Didn’t stop there, either. DNS attempts?

client 64.69.57.20 bad zone transfer request: 'dastardly.spuddy.org/IN': non-authoritative zone (NOTAUTH): 1 Time(s)
client 64.69.57.20 bad zone transfer request: 'org/IN': non-authoritative zone (NOTAUTH): 1 Time(s)
client 64.69.57.20 bad zone transfer request: 'ssl.spuddy.org/IN': non-authoritative zone (NOTAUTH): 1 Time(s)
client 64.69.57.20 update forwarding 'spuddy.org/IN' denied: 1 Time(s)
client 64.69.57.20 query (cache) 'example.com/A/IN' denied
client 64.69.57.20 query (cache) '\.\./nessus/A/IN' denied

Looks like also some port scans, ‘cos I can see “rsync” (started from xinetd) being woken up (but it rejects them access).
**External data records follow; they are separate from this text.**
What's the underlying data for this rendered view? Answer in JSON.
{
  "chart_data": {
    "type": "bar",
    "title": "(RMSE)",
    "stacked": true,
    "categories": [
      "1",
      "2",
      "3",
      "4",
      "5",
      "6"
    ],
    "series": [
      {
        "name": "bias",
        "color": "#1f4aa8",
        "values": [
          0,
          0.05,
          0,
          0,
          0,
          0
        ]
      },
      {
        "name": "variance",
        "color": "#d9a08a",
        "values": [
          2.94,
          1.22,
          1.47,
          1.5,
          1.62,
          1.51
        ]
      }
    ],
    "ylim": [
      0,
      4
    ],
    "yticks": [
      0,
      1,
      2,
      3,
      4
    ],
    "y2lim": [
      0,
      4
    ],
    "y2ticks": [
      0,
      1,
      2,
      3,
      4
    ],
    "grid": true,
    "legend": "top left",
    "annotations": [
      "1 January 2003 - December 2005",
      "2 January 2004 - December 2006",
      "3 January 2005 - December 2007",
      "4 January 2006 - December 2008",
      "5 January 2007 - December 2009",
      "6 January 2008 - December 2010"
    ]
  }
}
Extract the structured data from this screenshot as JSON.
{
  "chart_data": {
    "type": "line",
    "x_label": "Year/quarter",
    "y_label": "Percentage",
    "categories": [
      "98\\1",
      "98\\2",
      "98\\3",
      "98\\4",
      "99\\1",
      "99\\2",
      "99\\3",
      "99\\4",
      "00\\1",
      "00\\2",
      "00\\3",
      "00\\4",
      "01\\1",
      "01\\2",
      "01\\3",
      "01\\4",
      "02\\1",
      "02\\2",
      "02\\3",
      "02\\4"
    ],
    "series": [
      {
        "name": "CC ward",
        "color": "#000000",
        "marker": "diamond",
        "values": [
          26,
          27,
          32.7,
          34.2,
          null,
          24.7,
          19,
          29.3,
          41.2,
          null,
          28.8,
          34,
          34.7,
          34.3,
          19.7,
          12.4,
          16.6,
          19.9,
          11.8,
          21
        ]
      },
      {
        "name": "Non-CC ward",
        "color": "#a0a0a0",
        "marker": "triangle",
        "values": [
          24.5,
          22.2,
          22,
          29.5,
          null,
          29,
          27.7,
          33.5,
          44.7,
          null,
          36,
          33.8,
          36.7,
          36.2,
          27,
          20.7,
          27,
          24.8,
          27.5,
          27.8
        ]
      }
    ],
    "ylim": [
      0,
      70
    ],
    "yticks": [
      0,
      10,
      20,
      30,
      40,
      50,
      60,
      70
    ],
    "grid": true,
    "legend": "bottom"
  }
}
And, from another machine on the same network, SMTP attacks!

CONNECT from unknown[64.69.57.28]: 503 5.5.0 : Client host rejected: Improper use of SMTP command pipelining; proto=SMTP
non-SMTP command from unknown[64.69.57.28]: GET / HTTP/1.0 : 1 Time(s)
non-SMTP command from unknown[64.69.57.28]: GET /nice%20ports%2C/Tri%6Eity.txt%2ebak HTTP/1.0 : 1 Time(s)                
non-SMTP command from unknown[64.69.57.28]: Via: SIP/2.0/TCP nm;branch=foo: 1 Time(s)

(66 attempts against SMTP)

OK, OK, this all looks like an “out of the box” type scan from some misconfigured security tool. But it’s funny that it’s the DHS!